La Roma col tridente Ljajic, Totti, Iturbe fa capire fin da subito che nel pomeriggio capitolino c’è solo un risultato all’orizzonte: risorpassare la Lazio in classifica va al di là di qualcosa di semplicemente funzionale in termini di classifica e di piazzamenti per l’Europa, è un imperativo eticamente categorico. Al pronti via i giallorossi vanno in vantaggio su rigore per un mani fischiato a Stendardo. Le idee di predominio sembrano chiare e il gioco scorre abbastanza fluido sulle fasce con Florenzi che sembra voler ripetere la strepitosa performance di Torino. Invece basta un’ingenuità difensiva, una spintarella di Astori in area a Emanuelson, che accentua come non mai, per cerare le condizioni di una generale sfiducia nei propri mezzi. Dopo il penalty messo a segno da Denis la baldanza della Roma si sgonfia per lasciare il posto alle solite paure, le incertezze, la prolissità di un gioco inconcludente e mai concreto. L’Atalanta, certo, ci mette tanto del suo a non giocare più in maniera propositiva per non scoprirsi e, soprattutto non far giocare gli avversari. Reja sostituisce Baselli con Migliaccio e una diga si erge nel centrocampo atalantino, contro la quale s’infrange la manovra romanista e i sogni di rivalsa.
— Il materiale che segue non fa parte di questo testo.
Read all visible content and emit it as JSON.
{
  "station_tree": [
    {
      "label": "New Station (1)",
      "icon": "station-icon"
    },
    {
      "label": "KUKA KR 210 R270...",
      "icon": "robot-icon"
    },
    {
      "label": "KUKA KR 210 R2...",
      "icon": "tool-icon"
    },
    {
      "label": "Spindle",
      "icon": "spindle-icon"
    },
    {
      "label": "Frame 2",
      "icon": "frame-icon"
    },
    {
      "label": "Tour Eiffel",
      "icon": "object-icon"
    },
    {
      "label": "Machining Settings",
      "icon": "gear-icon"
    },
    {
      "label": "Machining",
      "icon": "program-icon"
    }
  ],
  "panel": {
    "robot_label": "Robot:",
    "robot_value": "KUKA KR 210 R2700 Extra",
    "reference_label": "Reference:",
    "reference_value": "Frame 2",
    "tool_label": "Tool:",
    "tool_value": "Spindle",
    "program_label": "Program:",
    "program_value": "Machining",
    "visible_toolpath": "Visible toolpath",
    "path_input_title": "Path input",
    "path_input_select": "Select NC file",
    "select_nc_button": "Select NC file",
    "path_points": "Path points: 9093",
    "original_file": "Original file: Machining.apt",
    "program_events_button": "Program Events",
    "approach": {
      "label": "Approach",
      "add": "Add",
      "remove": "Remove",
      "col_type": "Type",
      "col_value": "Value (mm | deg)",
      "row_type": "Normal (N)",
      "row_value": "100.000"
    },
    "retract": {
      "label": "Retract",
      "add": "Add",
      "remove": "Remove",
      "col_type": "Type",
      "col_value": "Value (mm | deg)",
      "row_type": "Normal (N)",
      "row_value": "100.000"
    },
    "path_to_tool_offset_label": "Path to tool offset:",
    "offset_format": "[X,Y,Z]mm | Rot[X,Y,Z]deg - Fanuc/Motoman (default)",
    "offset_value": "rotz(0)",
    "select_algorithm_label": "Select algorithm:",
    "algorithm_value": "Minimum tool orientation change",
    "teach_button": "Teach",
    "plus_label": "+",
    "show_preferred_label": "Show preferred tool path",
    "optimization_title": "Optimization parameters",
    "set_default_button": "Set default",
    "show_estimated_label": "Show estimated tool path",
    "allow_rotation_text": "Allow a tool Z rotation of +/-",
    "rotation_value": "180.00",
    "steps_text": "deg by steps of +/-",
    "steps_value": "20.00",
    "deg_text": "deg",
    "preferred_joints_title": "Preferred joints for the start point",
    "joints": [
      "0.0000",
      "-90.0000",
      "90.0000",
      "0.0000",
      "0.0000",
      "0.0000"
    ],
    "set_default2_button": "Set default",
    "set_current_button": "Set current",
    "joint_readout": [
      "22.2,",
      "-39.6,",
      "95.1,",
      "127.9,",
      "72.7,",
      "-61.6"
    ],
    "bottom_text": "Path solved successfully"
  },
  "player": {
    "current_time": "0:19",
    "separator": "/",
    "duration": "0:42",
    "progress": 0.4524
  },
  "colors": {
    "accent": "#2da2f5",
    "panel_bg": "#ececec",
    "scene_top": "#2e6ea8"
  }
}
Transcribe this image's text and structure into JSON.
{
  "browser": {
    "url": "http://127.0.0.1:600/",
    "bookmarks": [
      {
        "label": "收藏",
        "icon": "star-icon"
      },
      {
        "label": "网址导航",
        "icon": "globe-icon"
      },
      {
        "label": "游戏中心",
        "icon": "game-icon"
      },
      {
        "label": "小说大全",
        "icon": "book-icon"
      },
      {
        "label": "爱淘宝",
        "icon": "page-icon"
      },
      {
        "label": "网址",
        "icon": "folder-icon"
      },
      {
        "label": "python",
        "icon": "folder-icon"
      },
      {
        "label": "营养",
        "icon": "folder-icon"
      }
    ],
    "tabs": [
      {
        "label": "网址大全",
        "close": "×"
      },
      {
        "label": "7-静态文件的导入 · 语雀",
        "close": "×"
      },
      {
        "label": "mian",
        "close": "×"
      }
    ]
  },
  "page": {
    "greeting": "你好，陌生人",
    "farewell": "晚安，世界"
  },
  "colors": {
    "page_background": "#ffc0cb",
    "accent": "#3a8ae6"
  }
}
A Garcia sembra non importare più tanto il suo futuro e men che meno la sua storia e quella del club con certa tifoseria, che giustamente non chiama neppure in causa. Non gli importa di quel che succederà in un immediato futuro, almeno non nel preciso istante nel quale prende atto che Roma-Atalanta è il quadro perfetto di un fallimento, fa il mea culpa ma è una furia nel dopo partita accusando la squadra di scarsa personalità: “Non c’era la voglia di riprendersi il secondo posto. Troppe assenze e in attacco un atteggiamento inspiegabile“. La Roma è fatta di giocatori e di campioni, ma ieri servivano evidentemente uomini e attributi per scrollarsi di dosso paure e torpori per conquistare una vittoria che potesse sancire ancora orgogliosamente la ferrea identità di quella che a lungo è stata la seconda forza del campionato. La Lazio è stata agganciata, certo, ma – verrebbe da dire – immeritatamente. Questa non è più la Roma. Non è più la Roma del progetto Garcia.